One reads comics for the same reason that one might read a short story or a novel: the story. The visual medium is merely a device that enables the story to be told using certain techniques, providing a unique experience to the reader, but it is really the story that will bring him back for more. A good story with mediocre artwork will attract far more readers than superbly-drawn comics with poor story-lines.
Virgin Comics learnt this the hard way, watching their brilliantly-drawn but horribly-written titles circle the drains with no end in sight. And good writers can only become great writers if they are pushed to deliver a higher standard by the publishing mechanism, through mentorship, editorial input and collaboration. Ditto for the artists, whose responsibility it is to make the story come alive on the page.

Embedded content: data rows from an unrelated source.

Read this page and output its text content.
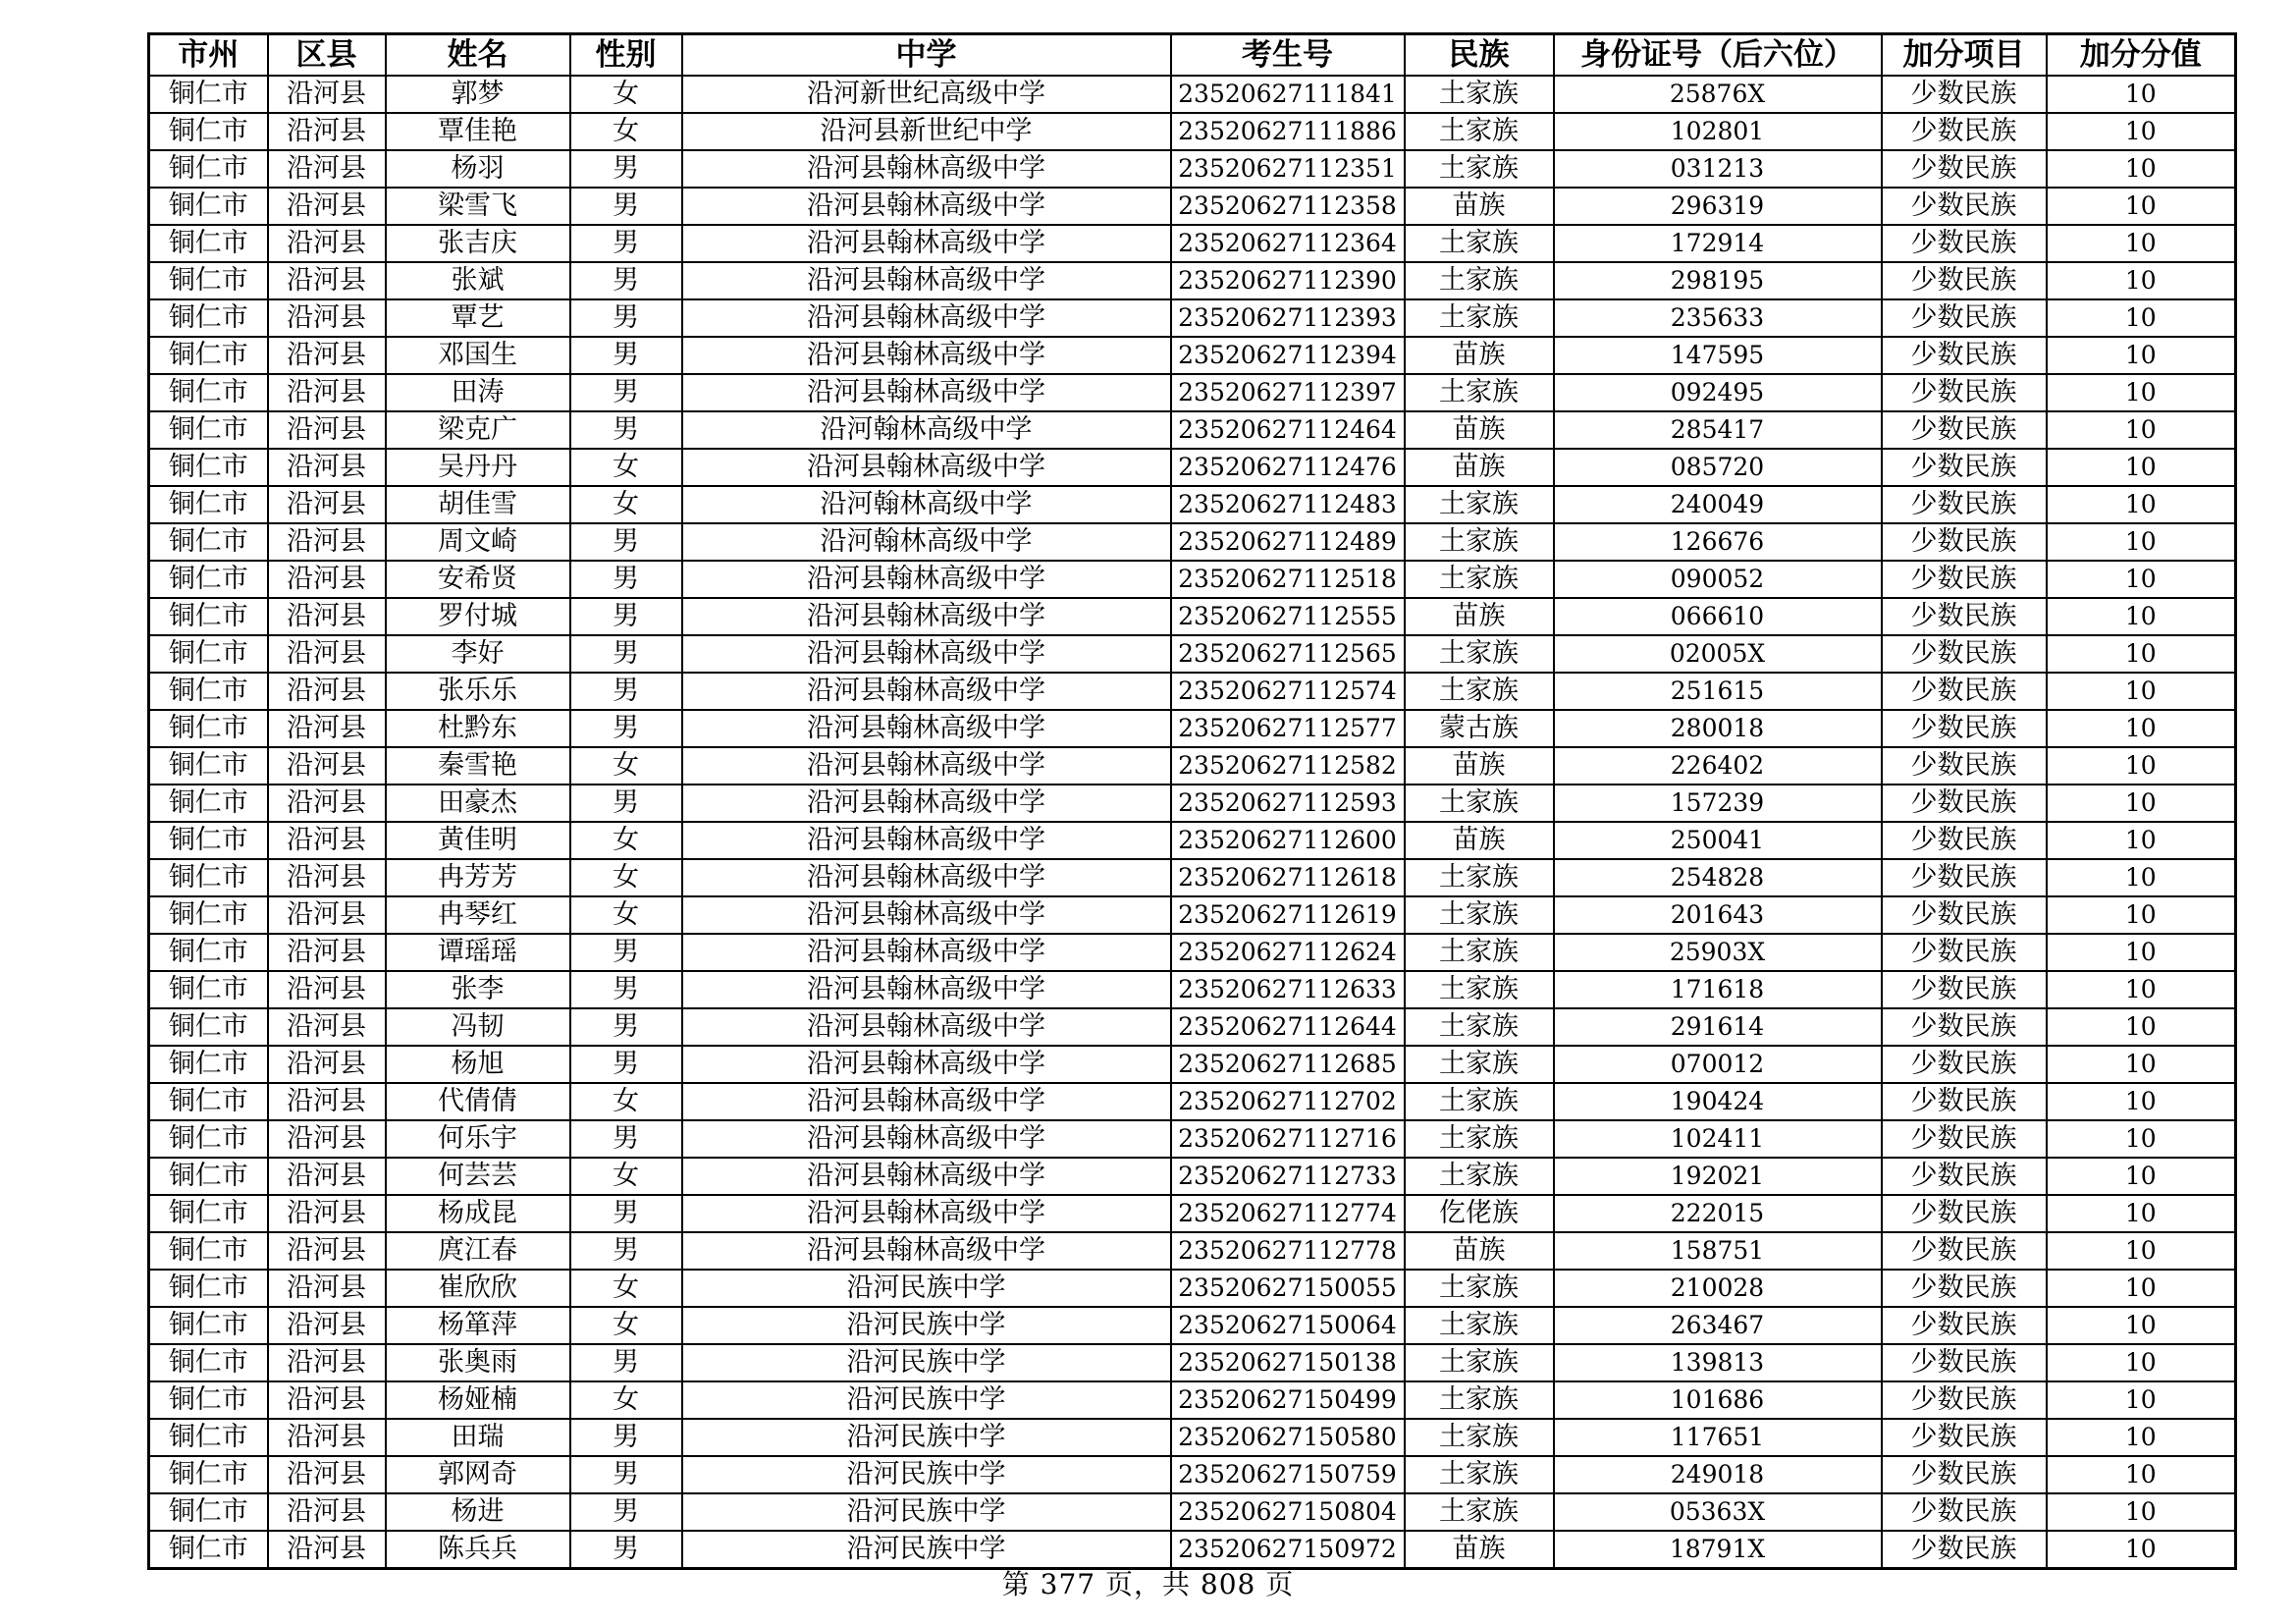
市州	区县	姓名	性别	中学	考生号	民族	身份证号（后六位）	加分项目	加分分值
铜仁市	沿河县	郭梦	女	沿河新世纪高级中学	23520627111841	土家族	25876X	少数民族	10
铜仁市	沿河县	覃佳艳	女	沿河县新世纪中学	23520627111886	土家族	102801	少数民族	10
铜仁市	沿河县	杨羽	男	沿河县翰林高级中学	23520627112351	土家族	031213	少数民族	10
铜仁市	沿河县	梁雪飞	男	沿河县翰林高级中学	23520627112358	苗族	296319	少数民族	10
铜仁市	沿河县	张吉庆	男	沿河县翰林高级中学	23520627112364	土家族	172914	少数民族	10
铜仁市	沿河县	张斌	男	沿河县翰林高级中学	23520627112390	土家族	298195	少数民族	10
铜仁市	沿河县	覃艺	男	沿河县翰林高级中学	23520627112393	土家族	235633	少数民族	10
铜仁市	沿河县	邓国生	男	沿河县翰林高级中学	23520627112394	苗族	147595	少数民族	10
铜仁市	沿河县	田涛	男	沿河县翰林高级中学	23520627112397	土家族	092495	少数民族	10
铜仁市	沿河县	梁克广	男	沿河翰林高级中学	23520627112464	苗族	285417	少数民族	10
铜仁市	沿河县	吴丹丹	女	沿河县翰林高级中学	23520627112476	苗族	085720	少数民族	10
铜仁市	沿河县	胡佳雪	女	沿河翰林高级中学	23520627112483	土家族	240049	少数民族	10
铜仁市	沿河县	周文崎	男	沿河翰林高级中学	23520627112489	土家族	126676	少数民族	10
铜仁市	沿河县	安希贤	男	沿河县翰林高级中学	23520627112518	土家族	090052	少数民族	10
铜仁市	沿河县	罗付城	男	沿河县翰林高级中学	23520627112555	苗族	066610	少数民族	10
铜仁市	沿河县	李好	男	沿河县翰林高级中学	23520627112565	土家族	02005X	少数民族	10
铜仁市	沿河县	张乐乐	男	沿河县翰林高级中学	23520627112574	土家族	251615	少数民族	10
铜仁市	沿河县	杜黔东	男	沿河县翰林高级中学	23520627112577	蒙古族	280018	少数民族	10
铜仁市	沿河县	秦雪艳	女	沿河县翰林高级中学	23520627112582	苗族	226402	少数民族	10
铜仁市	沿河县	田豪杰	男	沿河县翰林高级中学	23520627112593	土家族	157239	少数民族	10
铜仁市	沿河县	黄佳明	女	沿河县翰林高级中学	23520627112600	苗族	250041	少数民族	10
铜仁市	沿河县	冉芳芳	女	沿河县翰林高级中学	23520627112618	土家族	254828	少数民族	10
铜仁市	沿河县	冉琴红	女	沿河县翰林高级中学	23520627112619	土家族	201643	少数民族	10
铜仁市	沿河县	谭瑶瑶	男	沿河县翰林高级中学	23520627112624	土家族	25903X	少数民族	10
铜仁市	沿河县	张李	男	沿河县翰林高级中学	23520627112633	土家族	171618	少数民族	10
铜仁市	沿河县	冯韧	男	沿河县翰林高级中学	23520627112644	土家族	291614	少数民族	10
铜仁市	沿河县	杨旭	男	沿河县翰林高级中学	23520627112685	土家族	070012	少数民族	10
铜仁市	沿河县	代倩倩	女	沿河县翰林高级中学	23520627112702	土家族	190424	少数民族	10
铜仁市	沿河县	何乐宇	男	沿河县翰林高级中学	23520627112716	土家族	102411	少数民族	10
铜仁市	沿河县	何芸芸	女	沿河县翰林高级中学	23520627112733	土家族	192021	少数民族	10
铜仁市	沿河县	杨成昆	男	沿河县翰林高级中学	23520627112774	仡佬族	222015	少数民族	10
铜仁市	沿河县	庹江春	男	沿河县翰林高级中学	23520627112778	苗族	158751	少数民族	10
铜仁市	沿河县	崔欣欣	女	沿河民族中学	23520627150055	土家族	210028	少数民族	10
铜仁市	沿河县	杨箪萍	女	沿河民族中学	23520627150064	土家族	263467	少数民族	10
铜仁市	沿河县	张奥雨	男	沿河民族中学	23520627150138	土家族	139813	少数民族	10
铜仁市	沿河县	杨娅楠	女	沿河民族中学	23520627150499	土家族	101686	少数民族	10
铜仁市	沿河县	田瑞	男	沿河民族中学	23520627150580	土家族	117651	少数民族	10
铜仁市	沿河县	郭网奇	男	沿河民族中学	23520627150759	土家族	249018	少数民族	10
铜仁市	沿河县	杨进	男	沿河民族中学	23520627150804	土家族	05363X	少数民族	10
铜仁市	沿河县	陈兵兵	男	沿河民族中学	23520627150972	苗族	18791X	少数民族	10
第 377 页，共 808 页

But let me add here that this system is not necessary to produce superstars. Harvey Pekar, Chris Ware and Art Spiegelman did not have to go through the grind before delivering comic-book masterpieces. Osamu Tezuka, that legend of Japanese manga, produced amazing work as an amateur before abandoning his medical practice to produce manga. But India is yet to produce a Spiegelman or Tezuka, and we should not hold our breath. All we can do is appreciate them when they do arrive. Meanwhile, it is best to hope that the system can deliver a strong pipeline. Of course, a thriving ecosystem with mentorship and apprenticeship is no guarantee of high-quality professionals. Just look at Bollywood.